Etel Adnan, Between East and West at Ithra showcases the Lebanese-American polymath’s eclectic influences, from Egyptian tapestries to Mexican murals.
“What can I say of the fact that I do not use my native tongue and do not have the most important feeling that as a writer I should have, the feeling of a direct communication with one’s audience?” Etel Adnan wrote in 1989. “It is like asking what I would have been if I were somebody else.” The Lebanese-American artist and poet’s seminal essay To Write in a Foreign Language reflects on her complex relationship with language through an account of her nomadic life. Living between Beirut, Paris, Berkeley and Sausalito, with intermittent travels to Morocco, Tunisia, Jordan, Syria and elsewhere in the Arab world, she variously spoke, wrote in or heard around her Turkish, Armenian, French, English and Arabic. Adnan never visited Saudi Arabia, where her retrospective Between East and West is currently on view at the King Abdulaziz Center for World Culture (Ithra) in Dhahran, but this setting seems fitting, like a continuation, as in life, of her tour of the world.
Curated by Sébastien Delot, former Director of LaM (Lille Métropole Musée d’art moderne, d’art contemporain et d’art brut), the show consists of 41 works following Adnan’s multimedia artistic career from its beginnings in the 1950s to just before her passing in 2021. Encompassing loans from Sharjah Art Foundation, Sfeir-Semler Gallery, Sursock Museum and private collectors, as well as four pieces from Ithra’s own collection, the selection of works reveals how Adnan translated her hybrid identity into her art, with its blend of Eastern and Western influences. In addition to her characteristic soft pastel landscapes and geometric compositions, the exhibition features rarely seen works including wool tapestries, a Super 8 film stitching together scenes shot in Yosemite, New York and San Francisco, and a 25-square-metre ceramic mural.
On loan from the Sursock is another rarity in her oeuvre, a comparatively large-scale painting from 1985 depicting a memory or impression of Mount Tamalpais, visible from Adnan’s studio windows in the San Francisco Bay Area. Patches of gentle grey make up the mountain face against a darkening sky, with blocks of green and yellow in the foothills signalling, perhaps, the arrival of autumn. The work’s striking subject, however, was one whose essence the artist sought to capture, with each new painting, for more than 20 years. For Adnan, the mountain represented a philosophical absolute; she once compared her work to that of Paul Cézanne, for whom Saint-Victoire became “painting itself”. Its recurrence in her work was also a celebration of nature, says Delot: “With the changing of seasons, mountains are like human faces – beaming when well-rested and droopy when tired. They are always the same, and yet never the same.”

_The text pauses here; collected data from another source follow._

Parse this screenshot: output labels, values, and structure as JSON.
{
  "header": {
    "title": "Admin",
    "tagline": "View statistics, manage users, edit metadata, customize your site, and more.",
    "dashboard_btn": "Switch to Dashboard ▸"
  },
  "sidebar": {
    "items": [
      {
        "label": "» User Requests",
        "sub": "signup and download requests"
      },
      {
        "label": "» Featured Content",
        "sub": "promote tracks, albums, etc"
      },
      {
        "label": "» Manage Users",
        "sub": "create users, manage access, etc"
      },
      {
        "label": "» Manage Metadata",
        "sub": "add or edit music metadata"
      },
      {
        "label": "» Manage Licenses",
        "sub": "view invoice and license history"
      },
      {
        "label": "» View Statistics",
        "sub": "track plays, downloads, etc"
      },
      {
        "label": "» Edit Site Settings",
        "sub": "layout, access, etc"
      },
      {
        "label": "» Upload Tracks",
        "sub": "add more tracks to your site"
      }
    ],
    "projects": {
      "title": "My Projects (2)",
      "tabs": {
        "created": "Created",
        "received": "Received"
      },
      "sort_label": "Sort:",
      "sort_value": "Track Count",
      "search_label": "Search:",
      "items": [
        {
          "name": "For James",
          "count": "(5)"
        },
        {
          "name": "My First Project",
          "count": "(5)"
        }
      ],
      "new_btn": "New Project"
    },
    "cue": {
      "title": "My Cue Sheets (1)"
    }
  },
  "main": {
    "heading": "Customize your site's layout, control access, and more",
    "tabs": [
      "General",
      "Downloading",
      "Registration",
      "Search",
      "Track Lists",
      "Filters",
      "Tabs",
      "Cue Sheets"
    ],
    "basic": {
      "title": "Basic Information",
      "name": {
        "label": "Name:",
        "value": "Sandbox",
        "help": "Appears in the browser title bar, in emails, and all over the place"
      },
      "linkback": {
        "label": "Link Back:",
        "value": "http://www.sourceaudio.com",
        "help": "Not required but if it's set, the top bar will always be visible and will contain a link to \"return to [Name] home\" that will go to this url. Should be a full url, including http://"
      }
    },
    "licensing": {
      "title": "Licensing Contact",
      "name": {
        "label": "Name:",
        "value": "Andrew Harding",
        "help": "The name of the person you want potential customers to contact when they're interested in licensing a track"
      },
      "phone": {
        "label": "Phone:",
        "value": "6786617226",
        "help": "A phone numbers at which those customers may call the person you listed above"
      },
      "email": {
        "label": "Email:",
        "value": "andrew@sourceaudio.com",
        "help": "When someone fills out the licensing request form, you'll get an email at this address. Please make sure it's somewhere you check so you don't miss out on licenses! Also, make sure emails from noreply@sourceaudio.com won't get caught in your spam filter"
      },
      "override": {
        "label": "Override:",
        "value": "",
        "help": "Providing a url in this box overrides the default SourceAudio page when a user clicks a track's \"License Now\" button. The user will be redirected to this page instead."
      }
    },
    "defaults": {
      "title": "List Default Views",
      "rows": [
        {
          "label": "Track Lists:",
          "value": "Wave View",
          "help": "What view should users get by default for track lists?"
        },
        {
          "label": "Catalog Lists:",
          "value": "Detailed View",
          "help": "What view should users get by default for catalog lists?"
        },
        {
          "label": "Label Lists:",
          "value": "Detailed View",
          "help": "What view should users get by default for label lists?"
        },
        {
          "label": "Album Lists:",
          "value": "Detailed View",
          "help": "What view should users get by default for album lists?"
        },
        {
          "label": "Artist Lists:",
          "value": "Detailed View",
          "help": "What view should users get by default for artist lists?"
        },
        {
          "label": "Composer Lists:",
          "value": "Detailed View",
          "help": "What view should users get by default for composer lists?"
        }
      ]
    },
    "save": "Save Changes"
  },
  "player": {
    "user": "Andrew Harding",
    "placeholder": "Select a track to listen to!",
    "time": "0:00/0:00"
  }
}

Mount Tamalpais appears alongside one of the show’s six wool tapestries, showing abstract forms that echo the smears of paint in a classic ‘Etel Adnan’. The story of how these works were realised takes us from Egypt to France by way of medieval Europe. Adnan first encountered the medium during her studies in Paris, when she was introduced to The Lady and the Unicorn, a major tapestry cycle woven c.1500. Soon afterwards, she visited an art centre in the Egyptian village of Harrania, home to a tapestry studio founded in the 1950s by architect Ramses Wissa Wassef and whose productions have been exhibited and collected worldwide.

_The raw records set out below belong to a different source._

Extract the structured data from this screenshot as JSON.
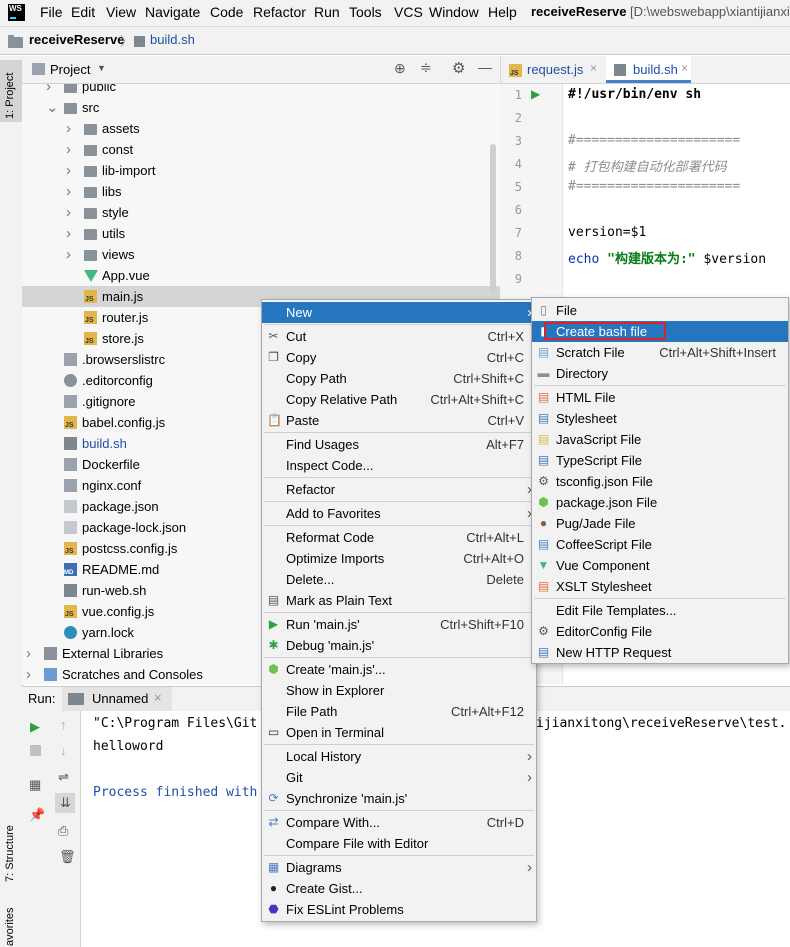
{
  "menubar": {
    "items": [
      "File",
      "Edit",
      "View",
      "Navigate",
      "Code",
      "Refactor",
      "Run",
      "Tools",
      "VCS",
      "Window",
      "Help"
    ],
    "project_name": "receiveReserve",
    "project_path": "[D:\\webswebapp\\xiantijianxit"
  },
  "breadcrumb": {
    "project": "receiveReserve",
    "file": "build.sh"
  },
  "left_strip": {
    "project_tab": "1: Project",
    "structure_tab": "7: Structure",
    "favorites_tab": "avorites"
  },
  "project_panel": {
    "title": "Project",
    "rows": [
      {
        "label": "public",
        "type": "folder",
        "indent": 1,
        "arrow": "right"
      },
      {
        "label": "src",
        "type": "folder",
        "indent": 1,
        "arrow": "down"
      },
      {
        "label": "assets",
        "type": "folder",
        "indent": 2,
        "arrow": "right"
      },
      {
        "label": "const",
        "type": "folder",
        "indent": 2,
        "arrow": "right"
      },
      {
        "label": "lib-import",
        "type": "folder",
        "indent": 2,
        "arrow": "right"
      },
      {
        "label": "libs",
        "type": "folder",
        "indent": 2,
        "arrow": "right"
      },
      {
        "label": "style",
        "type": "folder",
        "indent": 2,
        "arrow": "right"
      },
      {
        "label": "utils",
        "type": "folder",
        "indent": 2,
        "arrow": "right"
      },
      {
        "label": "views",
        "type": "folder",
        "indent": 2,
        "arrow": "right"
      },
      {
        "label": "App.vue",
        "type": "vue",
        "indent": 2,
        "arrow": ""
      },
      {
        "label": "main.js",
        "type": "js",
        "indent": 2,
        "arrow": "",
        "selected": true
      },
      {
        "label": "router.js",
        "type": "js",
        "indent": 2,
        "arrow": ""
      },
      {
        "label": "store.js",
        "type": "js",
        "indent": 2,
        "arrow": ""
      },
      {
        "label": ".browserslistrc",
        "type": "file",
        "indent": 1,
        "arrow": ""
      },
      {
        "label": ".editorconfig",
        "type": "gear",
        "indent": 1,
        "arrow": ""
      },
      {
        "label": ".gitignore",
        "type": "file",
        "indent": 1,
        "arrow": ""
      },
      {
        "label": "babel.config.js",
        "type": "js",
        "indent": 1,
        "arrow": ""
      },
      {
        "label": "build.sh",
        "type": "sh",
        "indent": 1,
        "arrow": "",
        "highlight": true
      },
      {
        "label": "Dockerfile",
        "type": "file",
        "indent": 1,
        "arrow": ""
      },
      {
        "label": "nginx.conf",
        "type": "file",
        "indent": 1,
        "arrow": ""
      },
      {
        "label": "package.json",
        "type": "json",
        "indent": 1,
        "arrow": ""
      },
      {
        "label": "package-lock.json",
        "type": "json",
        "indent": 1,
        "arrow": ""
      },
      {
        "label": "postcss.config.js",
        "type": "js",
        "indent": 1,
        "arrow": ""
      },
      {
        "label": "README.md",
        "type": "md",
        "indent": 1,
        "arrow": ""
      },
      {
        "label": "run-web.sh",
        "type": "sh",
        "indent": 1,
        "arrow": ""
      },
      {
        "label": "vue.config.js",
        "type": "js",
        "indent": 1,
        "arrow": ""
      },
      {
        "label": "yarn.lock",
        "type": "yarn",
        "indent": 1,
        "arrow": ""
      },
      {
        "label": "External Libraries",
        "type": "lib",
        "indent": 0,
        "arrow": "right"
      },
      {
        "label": "Scratches and Consoles",
        "type": "scratch",
        "indent": 0,
        "arrow": "right"
      }
    ]
  },
  "editor": {
    "tabs": [
      {
        "label": "request.js",
        "active": false
      },
      {
        "label": "build.sh",
        "active": true
      }
    ],
    "line_numbers": [
      "1",
      "2",
      "3",
      "4",
      "5",
      "6",
      "7",
      "8",
      "9"
    ],
    "lines": [
      {
        "text": "#!/usr/bin/env sh",
        "style": "bold"
      },
      {
        "text": "",
        "style": "plain"
      },
      {
        "text": "#=====================",
        "style": "comment"
      },
      {
        "text": "# 打包构建自动化部署代码",
        "style": "comment-italic"
      },
      {
        "text": "#=====================",
        "style": "comment"
      },
      {
        "text": "",
        "style": "plain"
      },
      {
        "text": "version=$1",
        "style": "plain"
      },
      {
        "text": "",
        "style": "echo"
      },
      {
        "text": "",
        "style": "plain"
      }
    ],
    "echo": {
      "keyword": "echo",
      "string": "\"构建版本为:\"",
      "var": " $version"
    }
  },
  "run_panel": {
    "label": "Run:",
    "tab": "Unnamed",
    "console_lines": [
      "\"C:\\Program Files\\Git",
      "helloword",
      "",
      "Process finished with"
    ],
    "console_tail": "ijianxitong\\receiveReserve\\test."
  },
  "context_menu": {
    "items": [
      {
        "label": "New",
        "key": "",
        "submenu": true,
        "selected": true,
        "icon": ""
      },
      {
        "sep": true
      },
      {
        "label": "Cut",
        "key": "Ctrl+X",
        "icon": "scissors-icon"
      },
      {
        "label": "Copy",
        "key": "Ctrl+C",
        "icon": "copy-icon"
      },
      {
        "label": "Copy Path",
        "key": "Ctrl+Shift+C",
        "icon": ""
      },
      {
        "label": "Copy Relative Path",
        "key": "Ctrl+Alt+Shift+C",
        "icon": ""
      },
      {
        "label": "Paste",
        "key": "Ctrl+V",
        "icon": "paste-icon"
      },
      {
        "sep": true
      },
      {
        "label": "Find Usages",
        "key": "Alt+F7",
        "icon": ""
      },
      {
        "label": "Inspect Code...",
        "key": "",
        "icon": ""
      },
      {
        "sep": true
      },
      {
        "label": "Refactor",
        "key": "",
        "submenu": true,
        "icon": ""
      },
      {
        "sep": true
      },
      {
        "label": "Add to Favorites",
        "key": "",
        "submenu": true,
        "icon": ""
      },
      {
        "sep": true
      },
      {
        "label": "Reformat Code",
        "key": "Ctrl+Alt+L",
        "icon": ""
      },
      {
        "label": "Optimize Imports",
        "key": "Ctrl+Alt+O",
        "icon": ""
      },
      {
        "label": "Delete...",
        "key": "Delete",
        "icon": ""
      },
      {
        "label": "Mark as Plain Text",
        "key": "",
        "icon": "plaintext-icon"
      },
      {
        "sep": true
      },
      {
        "label": "Run 'main.js'",
        "key": "Ctrl+Shift+F10",
        "icon": "run-icon"
      },
      {
        "label": "Debug 'main.js'",
        "key": "",
        "icon": "debug-icon"
      },
      {
        "sep": true
      },
      {
        "label": "Create 'main.js'...",
        "key": "",
        "icon": "node-icon"
      },
      {
        "label": "Show in Explorer",
        "key": "",
        "icon": ""
      },
      {
        "label": "File Path",
        "key": "Ctrl+Alt+F12",
        "icon": ""
      },
      {
        "label": "Open in Terminal",
        "key": "",
        "icon": "terminal-icon"
      },
      {
        "sep": true
      },
      {
        "label": "Local History",
        "key": "",
        "submenu": true,
        "icon": ""
      },
      {
        "label": "Git",
        "key": "",
        "submenu": true,
        "icon": ""
      },
      {
        "label": "Synchronize 'main.js'",
        "key": "",
        "icon": "sync-icon"
      },
      {
        "sep": true
      },
      {
        "label": "Compare With...",
        "key": "Ctrl+D",
        "icon": "compare-icon"
      },
      {
        "label": "Compare File with Editor",
        "key": "",
        "icon": ""
      },
      {
        "sep": true
      },
      {
        "label": "Diagrams",
        "key": "",
        "submenu": true,
        "icon": "diagram-icon"
      },
      {
        "label": "Create Gist...",
        "key": "",
        "icon": "github-icon"
      },
      {
        "label": "Fix ESLint Problems",
        "key": "",
        "icon": "eslint-icon"
      }
    ]
  },
  "new_submenu": {
    "items": [
      {
        "label": "File",
        "key": "",
        "icon": "file-icon"
      },
      {
        "label": "Create bash file",
        "key": "",
        "icon": "bash-icon",
        "selected": true
      },
      {
        "label": "Scratch File",
        "key": "Ctrl+Alt+Shift+Insert",
        "icon": "scratch-icon"
      },
      {
        "label": "Directory",
        "key": "",
        "icon": "folder-icon"
      },
      {
        "sep": true
      },
      {
        "label": "HTML File",
        "key": "",
        "icon": "html-icon"
      },
      {
        "label": "Stylesheet",
        "key": "",
        "icon": "css-icon"
      },
      {
        "label": "JavaScript File",
        "key": "",
        "icon": "js-icon"
      },
      {
        "label": "TypeScript File",
        "key": "",
        "icon": "ts-icon"
      },
      {
        "label": "tsconfig.json File",
        "key": "",
        "icon": "tsconfig-icon"
      },
      {
        "label": "package.json File",
        "key": "",
        "icon": "node-icon"
      },
      {
        "label": "Pug/Jade File",
        "key": "",
        "icon": "pug-icon"
      },
      {
        "label": "CoffeeScript File",
        "key": "",
        "icon": "coffee-icon"
      },
      {
        "label": "Vue Component",
        "key": "",
        "icon": "vue-icon"
      },
      {
        "label": "XSLT Stylesheet",
        "key": "",
        "icon": "xslt-icon"
      },
      {
        "sep": true
      },
      {
        "label": "Edit File Templates...",
        "key": "",
        "icon": ""
      },
      {
        "label": "EditorConfig File",
        "key": "",
        "icon": "gear-icon"
      },
      {
        "label": "New HTTP Request",
        "key": "",
        "icon": "api-icon"
      }
    ]
  },
  "colors": {
    "selection": "#2675bf",
    "highlight_box": "#e0202a",
    "code_green": "#067d17",
    "code_blue": "#0033b3",
    "comment": "#8c8c8c"
  }
}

Taking inspiration from this trip, as well as from the Bauhaus school, she completed preparatory drawings for her own tapestries, which were brought to life in the 2010s in a tapestry workshop in the Aubusson region of France. “For Etel, these works were like a bridge between the carpet, which is more of an Oriental tradition, and the Western tapestry,” says Delot. Installed in Ithra’s lobby, the expansive ceramic wall – one of fewer than 10 that Adnan made in her life – also speaks to her international influences, her interest in the art form having been piqued by Juan O’Gorman’s mosaic murals on the façade of the University of Mexico’s Central Library during a visit there in 1957.
Bringing home the diversity of Adnan’s practice, both in terms of media and cultural influences, is one of her famous sculptural leporelli, or Japanese-inspired booklets with concertina-style bindings. Entitled Freedom of People, Freedom of Animals, Freedom of Plants, Freedom of Nature (2011), the work’s pages are inscribed with the words of its rhythmic title, like a rally chant, in Arabic script. Adnan also often copied verses by great Arab poets whose work she admired, including Badr Shakir Al-Sayyab and Mahmoud Darwish, into her artist books. In To Write in a Foreign Language, Adnan reflects on the child-like enjoyment she found in writing Arabic words in her early leporelli despite her imperfect grasp of their meaning, having never mastered the language. She had discovered her relationship with Arabic, however, when she began painting. Recalling feeling conflicted about her reliance on French, particularly in light of the Algerian war of independence, she writes “I soon realised that to me this meant a new language and a solution to my dilemma: I didn’t need to write in French anymore, I was going to paint in Arabic.”